From Benghazi, rebels extended territorial control along the coast, gaining the oil ports of Brega and Ros Lanuf. Uprisings in western cities like Misrata and Zawiyah at one point left Tripoli as almost the only major population center under Qaddafi control.
Counter-attacks drove the rebel army units to give up some of their coastal gains, and left supporters in western cities besieged, threatening the insurgency with annihilation before foreign intervention.
‘Blinded’ by Success
“The rebels are a pretty disorganized pack and they were blinded by their early success,” Karl-Heinz Kamp, research director at the NATO Defense College in Rome, said in an interview. “My gut feeling is this could end in a stalemate.” Cretz said yesterday that the coalition acting in Libya receives daily reports from the opposition, according to the person at the briefing.
The rebels are divided, poorly supplied and untrained in using advanced weapons, said Anthony Cordesman, a military analyst at the Center for Strategic and International Studies in Washington.

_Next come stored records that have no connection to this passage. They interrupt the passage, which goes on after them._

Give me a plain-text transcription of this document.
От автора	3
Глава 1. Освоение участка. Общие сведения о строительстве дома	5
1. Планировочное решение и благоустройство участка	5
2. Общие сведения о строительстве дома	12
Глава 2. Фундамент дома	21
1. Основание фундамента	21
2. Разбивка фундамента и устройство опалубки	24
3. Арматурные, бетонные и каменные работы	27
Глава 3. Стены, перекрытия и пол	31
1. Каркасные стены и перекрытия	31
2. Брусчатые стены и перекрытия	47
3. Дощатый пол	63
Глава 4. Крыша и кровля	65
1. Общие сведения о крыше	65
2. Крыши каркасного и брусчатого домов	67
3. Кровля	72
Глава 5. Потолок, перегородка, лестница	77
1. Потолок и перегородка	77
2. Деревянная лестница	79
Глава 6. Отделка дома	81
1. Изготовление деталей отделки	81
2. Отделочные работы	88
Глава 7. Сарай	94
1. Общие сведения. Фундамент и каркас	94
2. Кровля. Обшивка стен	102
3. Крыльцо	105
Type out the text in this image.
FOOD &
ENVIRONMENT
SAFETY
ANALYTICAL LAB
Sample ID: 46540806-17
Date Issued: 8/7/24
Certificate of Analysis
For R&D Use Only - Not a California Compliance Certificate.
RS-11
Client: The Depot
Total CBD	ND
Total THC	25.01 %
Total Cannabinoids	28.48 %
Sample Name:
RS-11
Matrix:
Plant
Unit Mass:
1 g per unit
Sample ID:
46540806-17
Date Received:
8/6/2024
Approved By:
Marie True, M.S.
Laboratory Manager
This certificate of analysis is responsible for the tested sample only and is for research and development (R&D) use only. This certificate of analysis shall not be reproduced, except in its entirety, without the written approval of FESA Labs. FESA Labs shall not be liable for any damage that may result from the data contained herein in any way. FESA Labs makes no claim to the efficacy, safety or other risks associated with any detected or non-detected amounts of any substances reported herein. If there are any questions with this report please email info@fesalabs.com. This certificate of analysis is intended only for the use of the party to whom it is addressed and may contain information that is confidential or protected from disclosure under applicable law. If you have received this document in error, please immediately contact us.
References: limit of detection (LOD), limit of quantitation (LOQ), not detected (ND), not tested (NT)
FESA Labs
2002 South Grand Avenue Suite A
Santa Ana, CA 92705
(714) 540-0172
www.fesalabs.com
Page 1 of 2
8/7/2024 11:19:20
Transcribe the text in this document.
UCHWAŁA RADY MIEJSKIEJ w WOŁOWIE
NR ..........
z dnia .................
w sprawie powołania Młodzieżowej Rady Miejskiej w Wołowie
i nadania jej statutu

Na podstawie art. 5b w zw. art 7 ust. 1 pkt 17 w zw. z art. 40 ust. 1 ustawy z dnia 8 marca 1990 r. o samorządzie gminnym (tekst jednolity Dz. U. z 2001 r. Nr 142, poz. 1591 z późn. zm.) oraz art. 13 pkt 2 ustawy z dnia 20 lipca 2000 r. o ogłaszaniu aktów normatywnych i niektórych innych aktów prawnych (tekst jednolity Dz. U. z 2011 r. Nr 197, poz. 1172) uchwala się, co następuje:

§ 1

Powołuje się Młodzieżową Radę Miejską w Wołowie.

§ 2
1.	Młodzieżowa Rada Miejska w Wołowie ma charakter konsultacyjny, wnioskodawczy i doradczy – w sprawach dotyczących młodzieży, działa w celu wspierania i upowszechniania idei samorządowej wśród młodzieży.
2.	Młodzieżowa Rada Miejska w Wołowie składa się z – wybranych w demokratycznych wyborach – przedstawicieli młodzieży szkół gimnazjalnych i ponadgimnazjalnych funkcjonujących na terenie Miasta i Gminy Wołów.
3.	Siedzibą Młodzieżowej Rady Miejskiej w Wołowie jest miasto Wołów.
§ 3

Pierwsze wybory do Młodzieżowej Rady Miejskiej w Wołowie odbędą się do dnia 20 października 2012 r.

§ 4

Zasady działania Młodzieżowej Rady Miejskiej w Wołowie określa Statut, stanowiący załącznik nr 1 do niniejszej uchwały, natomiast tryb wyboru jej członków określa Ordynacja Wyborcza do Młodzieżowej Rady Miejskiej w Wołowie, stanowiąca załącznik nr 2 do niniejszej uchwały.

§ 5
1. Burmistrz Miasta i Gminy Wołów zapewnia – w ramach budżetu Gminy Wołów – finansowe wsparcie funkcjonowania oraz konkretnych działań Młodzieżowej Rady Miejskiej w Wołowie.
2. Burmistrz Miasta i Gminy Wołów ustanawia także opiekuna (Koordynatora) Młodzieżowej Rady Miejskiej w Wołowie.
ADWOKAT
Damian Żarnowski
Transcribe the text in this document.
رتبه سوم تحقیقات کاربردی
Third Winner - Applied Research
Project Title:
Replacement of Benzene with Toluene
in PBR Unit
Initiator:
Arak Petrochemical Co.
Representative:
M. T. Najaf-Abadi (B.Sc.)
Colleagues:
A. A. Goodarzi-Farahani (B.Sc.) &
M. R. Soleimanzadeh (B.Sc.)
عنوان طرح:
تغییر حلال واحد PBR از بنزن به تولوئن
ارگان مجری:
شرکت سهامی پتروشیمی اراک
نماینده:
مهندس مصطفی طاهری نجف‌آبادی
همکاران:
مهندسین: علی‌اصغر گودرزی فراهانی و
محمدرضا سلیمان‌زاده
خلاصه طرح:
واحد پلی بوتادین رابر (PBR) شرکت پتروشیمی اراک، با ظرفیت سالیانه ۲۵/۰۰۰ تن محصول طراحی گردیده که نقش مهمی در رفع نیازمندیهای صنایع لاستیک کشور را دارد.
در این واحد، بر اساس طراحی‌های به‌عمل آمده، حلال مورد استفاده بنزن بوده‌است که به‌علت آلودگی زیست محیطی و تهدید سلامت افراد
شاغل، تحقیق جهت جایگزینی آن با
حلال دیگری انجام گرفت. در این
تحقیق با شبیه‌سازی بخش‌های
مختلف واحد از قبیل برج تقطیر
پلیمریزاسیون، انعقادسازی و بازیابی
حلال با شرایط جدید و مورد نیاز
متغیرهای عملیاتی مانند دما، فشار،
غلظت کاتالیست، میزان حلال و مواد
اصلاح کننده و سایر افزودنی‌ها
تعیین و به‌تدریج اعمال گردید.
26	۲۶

They also lack discipline, structure and clear support from major tribal factions outside the urban areas in the country’s east, he said.
“They need outside trainers and arms, but may not have the unity or politics that will allow them to accept such aid and use it effectively,” Cordesman wrote in a March 22 analysis.
The main channel for the U.S. to communicate with the Libyan rebels has been through Chris Stevens, who was the No. 2 official at the U.S. Embassy in Tripoli before it was evacuated amid the internal clashes that began last month. The State Department this month made him a liaison to the opposition.
“We will not describe them for obvious security reasons,” Burkhard said in an interview yesterday. “We won’t give out such information because it’d fall into Qaddafi’s hands.”
Barak Seener, a Middle East expert at the Royal United Services Institute in London, said the Libya conflict “will go on for some time if we don’t act swiftly,” especially if the West doesn’t offer rebels logistical support, training in heavy artillery and equipment and training in communications so they can better coordinate their attacks.
A report by the London-based International Institute for Strategic Studies described the rebels as “rag-tag force” that “lack any substantial hardware with which to take on the pro- Qaddafi stronghold.”
The IISS report, published on March 8, said Qaddafi’s forces have “relatively modern” Russian-made T72 and T62 tanks as well as BMP1 infantry vehicles, while the rebels have “obsolete” T55 tanks.
“The rebels didn’t conquer a single place,” NATO Defense College’s Kamp said. “The people either went over to them or ran away.”
U.S. Defense Secretary Robert Gates made a similar point to reporters in Cairo yesterday, saying there were “any number of possible outcomes.”
“Most of the uprisings against Qaddafi took place by towns and cities where people in those towns and cities rose up against him,” Gates said. “In some cases, parts of the military garrison in those cities rose up. So it wasn’t as if you had an alternative army moving back and forth across Libya.”